Busy times! It’s a veritable research hot-house at the Ness dig HQ

Lochview. Ness dig HQ.  (📷 Sigurd Towrie)
Lochview. Ness dig HQ. (📷 Sigurd Towrie)

By Anne Mitchell

It’s turned into an exceptionally busy week here at Brodgar. Is it because spring temperatures have made the house comfortable to work in (it can be dashed cold here in the winter!) or that it’s only six weeks till we open up the Ness again and everyone’s keen to get things done?

Whichever the answer, this week dig HQ is full of ongoing research. And that’s a very good thing.

In a backroom, full of boxes of worked stone and incised stone, Cameron is busy working on his PhD, Neolithic Narratives, examining storytelling methodologies, tools, and technologies for enriching visitor engagement with prehistory.

He’s talking to us, the Ness Team, Mark, Nick, Sigurd, myself, examining how we tell our story to all of you.

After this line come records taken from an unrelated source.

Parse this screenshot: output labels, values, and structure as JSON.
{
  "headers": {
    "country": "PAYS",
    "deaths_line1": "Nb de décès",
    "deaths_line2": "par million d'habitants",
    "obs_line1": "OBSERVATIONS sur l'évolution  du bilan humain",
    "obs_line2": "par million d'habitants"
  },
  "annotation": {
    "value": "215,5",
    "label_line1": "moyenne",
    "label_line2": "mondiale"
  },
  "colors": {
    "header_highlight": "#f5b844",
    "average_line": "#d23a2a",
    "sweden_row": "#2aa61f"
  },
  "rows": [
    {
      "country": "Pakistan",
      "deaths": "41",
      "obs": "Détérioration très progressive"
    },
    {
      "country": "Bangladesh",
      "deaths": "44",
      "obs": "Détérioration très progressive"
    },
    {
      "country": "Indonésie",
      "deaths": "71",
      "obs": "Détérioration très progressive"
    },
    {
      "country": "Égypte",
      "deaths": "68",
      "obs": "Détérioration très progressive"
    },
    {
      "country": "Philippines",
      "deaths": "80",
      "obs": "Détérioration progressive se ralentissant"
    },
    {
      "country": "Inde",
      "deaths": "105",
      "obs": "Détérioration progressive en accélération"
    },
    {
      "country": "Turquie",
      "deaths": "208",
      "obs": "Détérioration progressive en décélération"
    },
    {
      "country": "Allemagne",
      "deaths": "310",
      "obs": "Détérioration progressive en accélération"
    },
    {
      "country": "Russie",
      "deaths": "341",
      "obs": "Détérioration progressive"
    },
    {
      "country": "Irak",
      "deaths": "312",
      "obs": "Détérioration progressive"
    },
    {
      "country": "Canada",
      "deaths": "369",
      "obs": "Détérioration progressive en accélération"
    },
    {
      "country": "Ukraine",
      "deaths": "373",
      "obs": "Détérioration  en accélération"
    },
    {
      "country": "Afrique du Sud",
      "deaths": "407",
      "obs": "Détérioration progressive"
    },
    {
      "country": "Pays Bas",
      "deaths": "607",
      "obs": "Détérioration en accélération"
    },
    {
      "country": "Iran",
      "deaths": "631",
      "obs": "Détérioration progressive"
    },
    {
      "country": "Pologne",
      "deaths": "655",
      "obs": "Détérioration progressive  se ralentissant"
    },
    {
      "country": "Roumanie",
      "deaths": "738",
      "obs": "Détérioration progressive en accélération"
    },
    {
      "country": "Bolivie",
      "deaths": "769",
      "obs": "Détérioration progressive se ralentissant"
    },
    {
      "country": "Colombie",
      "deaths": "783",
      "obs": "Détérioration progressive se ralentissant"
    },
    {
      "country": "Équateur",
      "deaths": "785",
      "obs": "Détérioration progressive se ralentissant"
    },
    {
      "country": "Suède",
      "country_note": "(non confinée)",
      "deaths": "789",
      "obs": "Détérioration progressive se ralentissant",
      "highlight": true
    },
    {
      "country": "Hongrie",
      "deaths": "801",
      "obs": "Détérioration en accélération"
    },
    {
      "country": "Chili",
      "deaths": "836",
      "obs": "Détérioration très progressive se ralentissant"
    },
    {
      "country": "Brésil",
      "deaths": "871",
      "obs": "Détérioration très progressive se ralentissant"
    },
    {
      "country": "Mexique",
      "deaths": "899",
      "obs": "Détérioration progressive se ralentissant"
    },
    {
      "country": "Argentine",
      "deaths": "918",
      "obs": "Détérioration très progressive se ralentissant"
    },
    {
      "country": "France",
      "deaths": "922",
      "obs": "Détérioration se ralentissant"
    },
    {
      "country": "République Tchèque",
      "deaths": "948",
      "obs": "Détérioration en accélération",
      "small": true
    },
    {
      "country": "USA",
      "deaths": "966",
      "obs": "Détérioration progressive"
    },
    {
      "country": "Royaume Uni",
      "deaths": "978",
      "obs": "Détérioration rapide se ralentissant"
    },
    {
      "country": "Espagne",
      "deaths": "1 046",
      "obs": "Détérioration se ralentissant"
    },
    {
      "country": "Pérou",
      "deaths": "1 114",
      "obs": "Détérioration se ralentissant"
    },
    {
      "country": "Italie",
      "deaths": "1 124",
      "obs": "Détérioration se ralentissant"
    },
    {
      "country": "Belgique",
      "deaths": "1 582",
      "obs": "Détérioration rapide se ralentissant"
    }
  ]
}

Meanwhile Sarah is tucked away in a room with a view out over the site and in the distance, the Ring of Brodgar.

She’s starting work on pottery from Structure Twelve, continuing the work done over the winter by Annabel and Kathy.

Sarah and Nick set up the camera for a ceramics photography session. (📷 Anne Mitchell)

Sarah is with us until late October and is working initially on a particular batch of seven boxes of pottery. Some of that will be photographed as she proceeds and here are Sarah and Nick trying to get the camera in position to take the best shots. Not easy!

Jonni is sharing space with Jan, our ceramics specialist, and is currently under way with her UHI Archaeology Institute MLitt dissertation, cataloguing, photographing, making observations of the Ness assemblage of mini pots.

Small, but perfectly formed. A thumb pot recovered from inside Structure Nineteen in 2022. (📷 Jo Bourne)
Small, but perfectly formed. A thumb pot recovered from inside Structure Nineteen in 2022. (📷 Jo Bourne)

We have 42 of these tiny pots – some complete, some fragments.

They are sometimes simple thumb pots, but sometimes miniature replicas of much bigger Grooved Ware vessels. We don’t know what they were for and Jonni’s work, including sorting out where on the site they came from and within which phase (time frame) they were deposited, are all valuable first steps towards an understanding of these tiny beauties.

UHI Archaeology Institute MLitt student Jonni examining Ness thumbpots.  (📷 Anne Mitchell)
UHI Archaeology Institute MLitt student Jonni examining Ness thumbpots. (📷 Anne Mitchell)

Jan is working with Jonni and Sarah and proceeding through the Structure Twelve pottery, adding specialist detail to the cataloguing being done by Sarah. The Ness pottery assemblage is huge, as we’ve told you many times before, and we need to throw many hands, and heads, at it.

Gary is out in one of the site huts examining worked stone… or is it?

Gary's boxes of stone. Worked or unworked?  (📷 Anne Mitchell)
Gary’s boxes of stone. Worked or unworked? (📷 Anne Mitchell)

Over the years we’ve amassed a collection of stone from the Ness, which has been bagged and recorded because it apparently was used.

It doesn’t, however, fall obviously into any of the stone tool categories so further work is needed. And Gary is the lucky specialist to start the process.

I envy him greatly and you may find me missing from my desk a lot over the next few weeks, exploring these pieces with Gary. This is recreational activity for Gary before he starts his PhD research in the autumn, but it’s a task of great use to the Ness team.

Also squeezed also into the little house on the Ness are Nick and myself, preparing furiously for this year’s dig and working with the team here as surprises and questions arise.

It’s very fine to have them all here and a taster of what will come, when we stop digging in August, and fill our head and physical space with post-excavation research.